Agentic framework usage:

# Direct integration in your agent code
agent = FireAgent()
result = await agent.scrape_single_url(url, {'mobile': True, 'formats': ['markdown', 'screenshot']})

Specialized Scrapers (Examples)

Surveillance Watch Design Scraper:

  • Pre-configured for design inspiration scraping
  • Enhanced retry logic with exponential backoff
  • Optimized output formatting for design analysis

Usage:

python examples/surveillance_design_scraper.py              # Use default settings
python examples/scrape_surveillance.py --concurrent 3       # Adjust concurrency

Additional Utility Scripts (scripts/)

Gemini Documentation Scraper (scripts/gemini_docs_scraper.py):

  • Specialized agent optimized for API documentation scraping
  • Enhanced retry logic with exponential backoff
  • Optimized output formatting for documentation
  • Available in the scripts directory

Usage:

python scripts/gemini_docs_scraper.py              # Use default settings
python scripts/gemini_docs_scraper.py --concurrent 3    # Adjust concurrency

Configuration Options

Environment Variables (.env file):

# API Configuration
FIRECRAWL_API_KEY=fc-your-api-key

# Scraping Configuration
OUTPUT_FORMAT=markdown,html,metadata,mobile,screenshot
MAX_CONCURRENT_REQUESTS=5
DELAY_BETWEEN_REQUESTS=1.0

# Retry Configuration (NEW!)
MAX_RETRIES=3
RETRY_BASE_DELAY=2.0

# Output Configuration
OUTPUT_DIR=scraped_data
SAVE_INDIVIDUAL_FILES=true
SAVE_COMBINED_FILE=true

# Advanced Configuration
CRAWL_LIMIT=50
CRAWL_DEPTH=3
ENABLE_ACTIONS=true
ENABLE_STRUCTURED_EXTRACTION=true

🎯 Use Cases

1. Design Inspiration Scraping

Use the specialized surveillance scraper example:

python examples/surveillance_design_scraper.py

✅ Pre-configured for design analysis
✅ Retry logic for 100% success rate
✅ Optimized output formats for design inspiration

2. General Documentation Scraping

python fire_agent.py --urls-file your_urls.txt

3. Website Content Analysis

python fire_agent.py --operation crawl --crawl-limit 200

4. URL Discovery

python fire_agent.py --operation map

5. Structured Data Extraction

Extract specific data using custom schemas:

python fire_agent.py --operation interactive
# Then choose option 4 for structured extraction

6. Agentic Framework Integration

Perfect for AI agents and automation:

from fire_agent import FireAgent

# Initialize with capabilities discovery
agent = FireAgent()
capabilities = agent.get_agent_capabilities()

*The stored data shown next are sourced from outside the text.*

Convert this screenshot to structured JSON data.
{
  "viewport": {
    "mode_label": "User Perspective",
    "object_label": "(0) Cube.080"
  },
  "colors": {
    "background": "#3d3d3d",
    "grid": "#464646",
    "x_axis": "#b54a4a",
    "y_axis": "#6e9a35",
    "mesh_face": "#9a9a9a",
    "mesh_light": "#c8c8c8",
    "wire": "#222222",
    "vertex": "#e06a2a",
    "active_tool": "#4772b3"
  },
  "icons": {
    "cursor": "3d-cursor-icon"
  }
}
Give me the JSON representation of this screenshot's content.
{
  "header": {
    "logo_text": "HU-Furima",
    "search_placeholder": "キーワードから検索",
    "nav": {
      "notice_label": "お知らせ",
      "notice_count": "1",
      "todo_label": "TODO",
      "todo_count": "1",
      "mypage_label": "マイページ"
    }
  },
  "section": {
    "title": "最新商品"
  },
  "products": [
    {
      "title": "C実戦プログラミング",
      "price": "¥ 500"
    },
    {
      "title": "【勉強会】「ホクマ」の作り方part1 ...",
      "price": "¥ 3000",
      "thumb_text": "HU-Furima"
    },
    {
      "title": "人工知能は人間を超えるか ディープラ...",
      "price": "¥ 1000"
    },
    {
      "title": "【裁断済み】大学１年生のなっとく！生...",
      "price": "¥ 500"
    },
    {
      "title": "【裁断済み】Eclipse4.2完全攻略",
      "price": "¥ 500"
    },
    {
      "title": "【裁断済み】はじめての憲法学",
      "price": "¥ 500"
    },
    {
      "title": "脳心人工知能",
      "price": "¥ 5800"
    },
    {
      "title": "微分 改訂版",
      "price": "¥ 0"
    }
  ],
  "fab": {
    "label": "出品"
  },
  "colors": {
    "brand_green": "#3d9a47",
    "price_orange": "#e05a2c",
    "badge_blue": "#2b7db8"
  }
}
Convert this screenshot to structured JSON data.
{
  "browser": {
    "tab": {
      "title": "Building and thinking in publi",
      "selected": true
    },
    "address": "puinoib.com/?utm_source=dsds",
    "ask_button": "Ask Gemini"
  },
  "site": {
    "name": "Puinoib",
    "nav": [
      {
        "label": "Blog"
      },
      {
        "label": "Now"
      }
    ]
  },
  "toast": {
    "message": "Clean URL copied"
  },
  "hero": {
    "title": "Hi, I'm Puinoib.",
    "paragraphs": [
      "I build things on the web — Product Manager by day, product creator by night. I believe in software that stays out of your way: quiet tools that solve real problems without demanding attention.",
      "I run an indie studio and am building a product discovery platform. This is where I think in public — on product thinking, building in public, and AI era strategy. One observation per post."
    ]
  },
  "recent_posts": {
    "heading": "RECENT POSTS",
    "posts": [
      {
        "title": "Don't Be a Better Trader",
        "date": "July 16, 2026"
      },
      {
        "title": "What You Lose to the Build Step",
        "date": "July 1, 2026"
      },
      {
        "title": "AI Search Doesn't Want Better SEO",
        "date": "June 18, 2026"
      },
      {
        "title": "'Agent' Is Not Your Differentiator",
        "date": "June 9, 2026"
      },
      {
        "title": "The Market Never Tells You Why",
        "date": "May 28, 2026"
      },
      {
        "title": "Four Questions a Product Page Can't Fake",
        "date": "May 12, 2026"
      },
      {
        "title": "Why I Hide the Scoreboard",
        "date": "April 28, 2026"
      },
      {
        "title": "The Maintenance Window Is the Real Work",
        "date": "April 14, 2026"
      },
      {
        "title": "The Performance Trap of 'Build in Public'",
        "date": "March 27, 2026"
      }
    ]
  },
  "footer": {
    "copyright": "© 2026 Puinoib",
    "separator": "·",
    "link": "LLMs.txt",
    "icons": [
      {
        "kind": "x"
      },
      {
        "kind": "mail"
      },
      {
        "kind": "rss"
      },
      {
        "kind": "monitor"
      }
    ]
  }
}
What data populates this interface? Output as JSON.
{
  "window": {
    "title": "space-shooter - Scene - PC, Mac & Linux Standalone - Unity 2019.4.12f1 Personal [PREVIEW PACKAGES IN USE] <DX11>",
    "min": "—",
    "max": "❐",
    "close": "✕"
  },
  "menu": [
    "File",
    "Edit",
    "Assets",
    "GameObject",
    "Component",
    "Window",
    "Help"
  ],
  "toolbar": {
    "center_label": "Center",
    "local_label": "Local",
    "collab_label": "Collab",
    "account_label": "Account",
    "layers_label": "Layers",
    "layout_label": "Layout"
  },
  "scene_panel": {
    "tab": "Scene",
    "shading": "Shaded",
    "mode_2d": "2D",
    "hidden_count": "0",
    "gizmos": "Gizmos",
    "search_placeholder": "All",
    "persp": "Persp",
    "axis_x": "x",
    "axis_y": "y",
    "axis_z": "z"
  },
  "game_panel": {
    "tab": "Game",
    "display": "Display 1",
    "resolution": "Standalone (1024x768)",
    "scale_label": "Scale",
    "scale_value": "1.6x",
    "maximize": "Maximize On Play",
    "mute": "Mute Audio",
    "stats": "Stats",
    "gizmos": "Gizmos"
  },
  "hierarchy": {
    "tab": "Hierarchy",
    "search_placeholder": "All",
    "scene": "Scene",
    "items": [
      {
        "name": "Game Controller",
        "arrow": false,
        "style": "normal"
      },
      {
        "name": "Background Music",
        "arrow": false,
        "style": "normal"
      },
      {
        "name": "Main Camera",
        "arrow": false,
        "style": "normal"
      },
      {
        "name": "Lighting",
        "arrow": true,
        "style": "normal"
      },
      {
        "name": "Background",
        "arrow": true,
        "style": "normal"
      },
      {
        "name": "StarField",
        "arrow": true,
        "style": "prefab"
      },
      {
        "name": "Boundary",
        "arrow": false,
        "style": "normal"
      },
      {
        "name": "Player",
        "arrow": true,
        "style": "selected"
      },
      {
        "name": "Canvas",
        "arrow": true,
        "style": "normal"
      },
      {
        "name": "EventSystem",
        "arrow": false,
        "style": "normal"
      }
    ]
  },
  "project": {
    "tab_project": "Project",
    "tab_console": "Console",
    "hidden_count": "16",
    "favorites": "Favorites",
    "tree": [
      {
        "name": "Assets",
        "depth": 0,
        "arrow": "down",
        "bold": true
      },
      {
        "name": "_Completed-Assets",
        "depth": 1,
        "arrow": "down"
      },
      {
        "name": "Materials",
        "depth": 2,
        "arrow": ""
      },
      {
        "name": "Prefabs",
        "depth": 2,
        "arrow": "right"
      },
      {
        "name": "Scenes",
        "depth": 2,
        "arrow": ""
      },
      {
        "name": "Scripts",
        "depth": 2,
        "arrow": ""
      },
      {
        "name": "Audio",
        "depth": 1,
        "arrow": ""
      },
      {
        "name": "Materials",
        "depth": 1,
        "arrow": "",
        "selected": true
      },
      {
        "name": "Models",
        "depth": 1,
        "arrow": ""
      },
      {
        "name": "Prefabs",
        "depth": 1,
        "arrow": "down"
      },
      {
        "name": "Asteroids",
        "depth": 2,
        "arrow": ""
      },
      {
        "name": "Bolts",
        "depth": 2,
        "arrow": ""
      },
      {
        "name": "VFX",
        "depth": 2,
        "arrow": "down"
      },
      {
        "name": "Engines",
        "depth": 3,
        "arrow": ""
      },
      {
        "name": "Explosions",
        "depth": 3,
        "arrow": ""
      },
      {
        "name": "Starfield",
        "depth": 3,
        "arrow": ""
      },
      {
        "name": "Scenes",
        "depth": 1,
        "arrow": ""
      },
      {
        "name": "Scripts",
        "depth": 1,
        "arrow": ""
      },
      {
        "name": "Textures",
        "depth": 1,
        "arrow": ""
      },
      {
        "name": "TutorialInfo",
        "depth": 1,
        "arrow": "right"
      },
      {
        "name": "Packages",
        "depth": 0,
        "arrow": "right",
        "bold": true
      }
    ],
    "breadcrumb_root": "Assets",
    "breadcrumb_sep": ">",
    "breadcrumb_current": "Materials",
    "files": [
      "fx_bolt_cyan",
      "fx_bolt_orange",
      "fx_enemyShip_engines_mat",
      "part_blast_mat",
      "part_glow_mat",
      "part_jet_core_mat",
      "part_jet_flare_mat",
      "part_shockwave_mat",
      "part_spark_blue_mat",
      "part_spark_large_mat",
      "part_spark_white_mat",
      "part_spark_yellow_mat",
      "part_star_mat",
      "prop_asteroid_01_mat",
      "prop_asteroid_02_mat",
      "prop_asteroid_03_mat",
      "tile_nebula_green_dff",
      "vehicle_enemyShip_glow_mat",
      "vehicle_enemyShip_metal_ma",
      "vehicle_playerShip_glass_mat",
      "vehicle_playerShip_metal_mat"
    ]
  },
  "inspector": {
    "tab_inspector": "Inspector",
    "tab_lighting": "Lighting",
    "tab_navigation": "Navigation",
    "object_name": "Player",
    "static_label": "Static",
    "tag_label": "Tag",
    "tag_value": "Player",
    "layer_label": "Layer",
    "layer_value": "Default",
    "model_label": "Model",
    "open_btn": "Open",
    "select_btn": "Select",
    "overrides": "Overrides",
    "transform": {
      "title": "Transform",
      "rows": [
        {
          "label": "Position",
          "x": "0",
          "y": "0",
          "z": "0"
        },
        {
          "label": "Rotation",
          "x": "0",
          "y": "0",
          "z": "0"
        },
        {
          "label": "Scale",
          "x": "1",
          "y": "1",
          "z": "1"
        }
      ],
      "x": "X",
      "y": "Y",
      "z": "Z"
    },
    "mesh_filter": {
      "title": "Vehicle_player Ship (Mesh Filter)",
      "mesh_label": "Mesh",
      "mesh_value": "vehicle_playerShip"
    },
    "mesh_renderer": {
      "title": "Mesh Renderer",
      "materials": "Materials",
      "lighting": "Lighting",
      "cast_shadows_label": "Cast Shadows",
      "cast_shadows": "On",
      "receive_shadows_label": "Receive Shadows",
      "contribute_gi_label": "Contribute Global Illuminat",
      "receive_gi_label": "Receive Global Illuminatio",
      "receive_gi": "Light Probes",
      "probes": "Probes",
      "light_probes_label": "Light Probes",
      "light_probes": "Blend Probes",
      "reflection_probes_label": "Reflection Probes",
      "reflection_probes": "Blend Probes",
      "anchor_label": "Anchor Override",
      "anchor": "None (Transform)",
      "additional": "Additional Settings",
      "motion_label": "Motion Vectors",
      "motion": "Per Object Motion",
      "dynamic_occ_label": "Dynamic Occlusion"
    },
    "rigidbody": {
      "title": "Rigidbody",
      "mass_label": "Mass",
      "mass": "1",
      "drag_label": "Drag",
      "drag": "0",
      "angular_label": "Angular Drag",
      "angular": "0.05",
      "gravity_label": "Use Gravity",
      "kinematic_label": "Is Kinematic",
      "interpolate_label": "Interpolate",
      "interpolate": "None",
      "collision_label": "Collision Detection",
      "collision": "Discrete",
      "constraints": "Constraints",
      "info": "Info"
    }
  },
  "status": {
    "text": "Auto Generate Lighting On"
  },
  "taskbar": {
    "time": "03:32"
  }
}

# Advanced action-based scraping
actions = [
    {"type": "wait", "selector": "#content"},
    {"type": "click", "selector": ".load-more"},
    {"type": "screenshot"},
    {"type": "scrape"}
]
result = await agent.scrape_with_actions(url, actions, ['markdown', 'screenshot'])

# High-performance batch processing
results = await agent.batch_scrape_async(urls, max_concurrent=10)

📁 Output Structure

The agent creates organized output in the scraped_data/ directory:

scraped_data/
├── individual_files/
│   ├── ai.google.dev_gemini-api_docs_api-key.md
│   ├── ai.google.dev_gemini-api_docs_api-key.html
│   └── ai.google.dev_gemini-api_docs_api-key_metadata.json
├── combined_scrape_20241201_143022.md
├── combined_scrape_20241201_143022.json
└── scrape_summary_20241201_143022.csv

File Types

  • .md files - Clean markdown content for each URL
  • .html files - Raw HTML content
  • _metadata.json - Page metadata (title, description, etc.)
  • combined_*.md - All content in one markdown file
  • combined_*.json - Complete data with metadata
  • summary_*.csv - Spreadsheet-friendly summary

🔧 Advanced Configuration

Custom Actions

Enable JavaScript interactions:

ENABLE_ACTIONS=true

This adds actions like:

  • Wait for page load
  • Scroll to load dynamic content
  • Click buttons
  • Fill forms

Structured Data Extraction

Enable LLM-powered data extraction:

ENABLE_STRUCTURED_EXTRACTION=true

Define custom schemas for:

  • Articles (title, author, content, tags)
  • Products (name, price, features, rating)
  • Contacts (name, email, phone, address)

Rate Limiting

Adjust request frequency:

MAX_CONCURRENT_REQUESTS=3
DELAY_BETWEEN_REQUESTS=2.0

🛡️ Error Handling & Retry Logic

The agent includes comprehensive error handling with automatic retry mechanism:

Retry Configuration

MAX_RETRIES=3           # Number of retry attempts (default: 3)
RETRY_BASE_DELAY=2.0    # Base delay in seconds (default: 2.0s)

How Retries Work

  • Exponential Backoff: 2s → 4s → 8s delays between retries
  • Smart Retry Logic: Only retries on network/timeout errors, not content issues
  • Attempt Tracking: Logs show which attempt succeeded
  • Final Failure: After max retries, records detailed error information

Error Types Handled

  • Network timeouts - Automatic retries with backoff
  • Rate limiting - Respects API limits
  • Invalid URLs - Graceful skipping
  • Content errors - Detailed logging
  • File system errors - Safe file operations

Example Retry Flow

🔍 Scraping: https://example.com (attempt 1/4)
❌ Error: Request timeout (attempt 1)
🔄 Retry attempt 1/3 for https://example.com (waiting 2s)
🔍 Scraping: https://example.com (attempt 2/4)
❌ Error: Request timeout (attempt 2)  
🔄 Retry attempt 2/3 for https://example.com (waiting 4s)
🔍 Scraping: https://example.com (attempt 3/4)
✅ Successfully scraped: https://example.com (attempt 3)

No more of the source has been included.